Friday, May 9, 2014

Two clashing economies, one slave - one free

Humanity prospers according to its ability to produce.  If humanity were so lovingly perfect that they needed no government at all, everybody would be engaged in some form of productive activity.  All human attitudes would be directed toward organizing production for the greater good of all humanity.

The monetary system would develop in much the same manner as the one we now have, except that its flow would be more spontaneous and voluntary with no governments taking bites out of the production.

Humanity can, and does, voluntarily organize into all manner of groupings such as family, church, and school.  America has led the world in voluntary organizations among business enterprises, in addition to family, church, and school.

Governments are involuntary, and are brought into the human condition to protect mankind from the predations or certain others of mankind.  It is only when family, church, school, and business organizations are unable to reconcile all persons to conventional disciplines, that governments must be established.

The orneryness of one or two percent of humanity is what necessitates “governing,”  Once a government camel gets its head into the tent, the entire tent of civilization is vulnerable.  When humanity must resort to force, it is an admission of some one’s failure.  Somehow, the ninety-eight percent should remain free from the involuntary actions that government imposes.

Childhood education is a case in point.  Humanity has turned to government for the education of its children.  Apparently, this means that family, church, school, and business organizations are unable to work voluntarily together to allow their children to grow up in a climate of freedom.  By fifth grade in government schools, most children have set up “defensive mechanisms” to survive the dictates of government curricula.  
Children’s inborn curiosities are blunted.  They become children of dictatorships. Their teachers must join the dictatorships in order to be teachers.  The “education economy” expands the tax structure enormously. When a government dollar buys something, that something costs three times as much as when a private dollar buys something. How much of the knowledge of a fifteen-year-old comes from the expertise of a government-paid teacher?  Perhaps fifteen percent?  Suppose both the child and teacher were working in an entirely voluntary system of childhood education.

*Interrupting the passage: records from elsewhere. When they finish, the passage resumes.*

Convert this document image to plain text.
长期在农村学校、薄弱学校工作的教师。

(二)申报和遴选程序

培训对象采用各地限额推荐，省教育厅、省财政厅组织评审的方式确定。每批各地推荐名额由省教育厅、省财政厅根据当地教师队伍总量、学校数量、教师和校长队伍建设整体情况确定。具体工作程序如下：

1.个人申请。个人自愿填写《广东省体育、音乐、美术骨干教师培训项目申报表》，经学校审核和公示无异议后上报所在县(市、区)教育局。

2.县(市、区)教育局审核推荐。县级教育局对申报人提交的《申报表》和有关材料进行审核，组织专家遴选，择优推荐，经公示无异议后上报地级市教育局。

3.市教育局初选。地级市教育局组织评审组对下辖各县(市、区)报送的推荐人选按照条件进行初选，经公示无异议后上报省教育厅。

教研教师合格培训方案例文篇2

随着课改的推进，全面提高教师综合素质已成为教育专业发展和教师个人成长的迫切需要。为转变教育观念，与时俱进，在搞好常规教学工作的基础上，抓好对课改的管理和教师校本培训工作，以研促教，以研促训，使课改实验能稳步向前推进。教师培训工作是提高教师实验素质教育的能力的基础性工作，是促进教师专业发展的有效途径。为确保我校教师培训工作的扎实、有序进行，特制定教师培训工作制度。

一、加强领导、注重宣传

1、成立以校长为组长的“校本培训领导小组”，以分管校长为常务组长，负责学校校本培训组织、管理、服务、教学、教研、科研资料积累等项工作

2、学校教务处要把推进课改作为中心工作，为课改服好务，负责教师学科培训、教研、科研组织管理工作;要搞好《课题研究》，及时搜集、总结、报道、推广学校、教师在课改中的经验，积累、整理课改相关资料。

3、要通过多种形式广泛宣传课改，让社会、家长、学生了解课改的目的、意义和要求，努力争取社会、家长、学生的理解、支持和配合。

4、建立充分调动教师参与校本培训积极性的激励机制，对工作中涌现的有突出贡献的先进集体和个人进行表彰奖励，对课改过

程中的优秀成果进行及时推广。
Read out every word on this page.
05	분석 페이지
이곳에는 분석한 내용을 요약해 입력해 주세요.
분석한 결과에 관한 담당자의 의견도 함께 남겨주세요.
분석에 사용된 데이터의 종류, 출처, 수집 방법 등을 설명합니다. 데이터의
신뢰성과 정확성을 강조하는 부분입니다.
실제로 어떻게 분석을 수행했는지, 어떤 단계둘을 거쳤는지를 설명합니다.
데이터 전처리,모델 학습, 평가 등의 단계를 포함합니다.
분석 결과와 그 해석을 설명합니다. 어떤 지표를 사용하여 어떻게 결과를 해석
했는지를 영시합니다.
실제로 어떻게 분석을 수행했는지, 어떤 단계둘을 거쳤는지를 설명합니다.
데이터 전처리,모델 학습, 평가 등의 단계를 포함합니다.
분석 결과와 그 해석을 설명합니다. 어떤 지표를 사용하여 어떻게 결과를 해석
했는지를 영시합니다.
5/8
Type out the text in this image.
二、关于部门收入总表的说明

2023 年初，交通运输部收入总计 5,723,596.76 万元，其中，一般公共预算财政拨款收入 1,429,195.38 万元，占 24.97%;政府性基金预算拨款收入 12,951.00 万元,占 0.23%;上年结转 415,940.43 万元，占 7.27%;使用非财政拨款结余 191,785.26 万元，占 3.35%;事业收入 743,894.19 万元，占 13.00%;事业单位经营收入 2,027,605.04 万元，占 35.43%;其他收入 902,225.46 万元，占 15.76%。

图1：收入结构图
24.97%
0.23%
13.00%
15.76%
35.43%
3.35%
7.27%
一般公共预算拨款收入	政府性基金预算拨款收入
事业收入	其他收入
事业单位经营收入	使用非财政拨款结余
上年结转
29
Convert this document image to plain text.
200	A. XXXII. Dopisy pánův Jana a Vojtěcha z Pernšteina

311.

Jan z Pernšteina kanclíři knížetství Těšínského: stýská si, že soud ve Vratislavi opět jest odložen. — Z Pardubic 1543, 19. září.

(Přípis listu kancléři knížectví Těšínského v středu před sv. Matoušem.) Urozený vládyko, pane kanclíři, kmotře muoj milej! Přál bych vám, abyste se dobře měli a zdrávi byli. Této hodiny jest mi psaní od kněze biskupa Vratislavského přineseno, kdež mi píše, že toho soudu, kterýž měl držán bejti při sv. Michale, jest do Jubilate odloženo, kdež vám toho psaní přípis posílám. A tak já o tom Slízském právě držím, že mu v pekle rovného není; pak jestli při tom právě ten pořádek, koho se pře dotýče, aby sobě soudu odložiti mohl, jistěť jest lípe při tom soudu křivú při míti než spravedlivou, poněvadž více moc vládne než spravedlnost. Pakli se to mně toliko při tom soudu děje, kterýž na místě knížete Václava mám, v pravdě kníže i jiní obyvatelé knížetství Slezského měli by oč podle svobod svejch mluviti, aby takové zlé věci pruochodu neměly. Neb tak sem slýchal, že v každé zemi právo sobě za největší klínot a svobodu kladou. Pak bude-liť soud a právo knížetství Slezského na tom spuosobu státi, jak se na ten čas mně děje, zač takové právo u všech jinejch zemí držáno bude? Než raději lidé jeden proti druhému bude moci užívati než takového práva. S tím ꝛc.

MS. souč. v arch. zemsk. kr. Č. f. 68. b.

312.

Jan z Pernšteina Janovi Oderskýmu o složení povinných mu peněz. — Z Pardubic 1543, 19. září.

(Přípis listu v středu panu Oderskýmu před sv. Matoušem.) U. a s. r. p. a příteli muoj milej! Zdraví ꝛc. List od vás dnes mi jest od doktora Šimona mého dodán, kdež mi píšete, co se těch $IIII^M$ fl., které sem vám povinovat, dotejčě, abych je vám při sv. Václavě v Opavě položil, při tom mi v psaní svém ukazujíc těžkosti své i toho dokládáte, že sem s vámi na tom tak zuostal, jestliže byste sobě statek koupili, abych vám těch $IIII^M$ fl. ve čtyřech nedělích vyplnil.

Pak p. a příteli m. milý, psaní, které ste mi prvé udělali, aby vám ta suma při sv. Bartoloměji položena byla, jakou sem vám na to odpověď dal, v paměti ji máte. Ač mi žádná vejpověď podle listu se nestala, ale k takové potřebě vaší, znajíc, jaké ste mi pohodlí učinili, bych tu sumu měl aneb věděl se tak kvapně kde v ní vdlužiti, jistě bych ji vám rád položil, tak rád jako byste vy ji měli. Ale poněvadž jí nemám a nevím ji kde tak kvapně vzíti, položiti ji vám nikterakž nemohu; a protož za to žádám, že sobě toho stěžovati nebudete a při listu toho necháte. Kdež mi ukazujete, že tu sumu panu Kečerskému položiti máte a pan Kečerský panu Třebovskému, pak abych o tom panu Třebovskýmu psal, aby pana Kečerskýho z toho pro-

And suppose that the parent-teacher-child relationship became more voluntary.


Can education be quantified?  Public educators are constantly measuring it.  Why?  Do we know enough about what one needs to learn in order to take its measure?  Everybody is different.  Government is given “rights” to “educate” children.  It is the height of folly.  Such resorting to governing is an admission that no voluntary group can do it as well.  That’s poppycock. What are we trying to perpetuate, our rich and many sided cultures, or a tyrannical government bent on standardizing a slave system?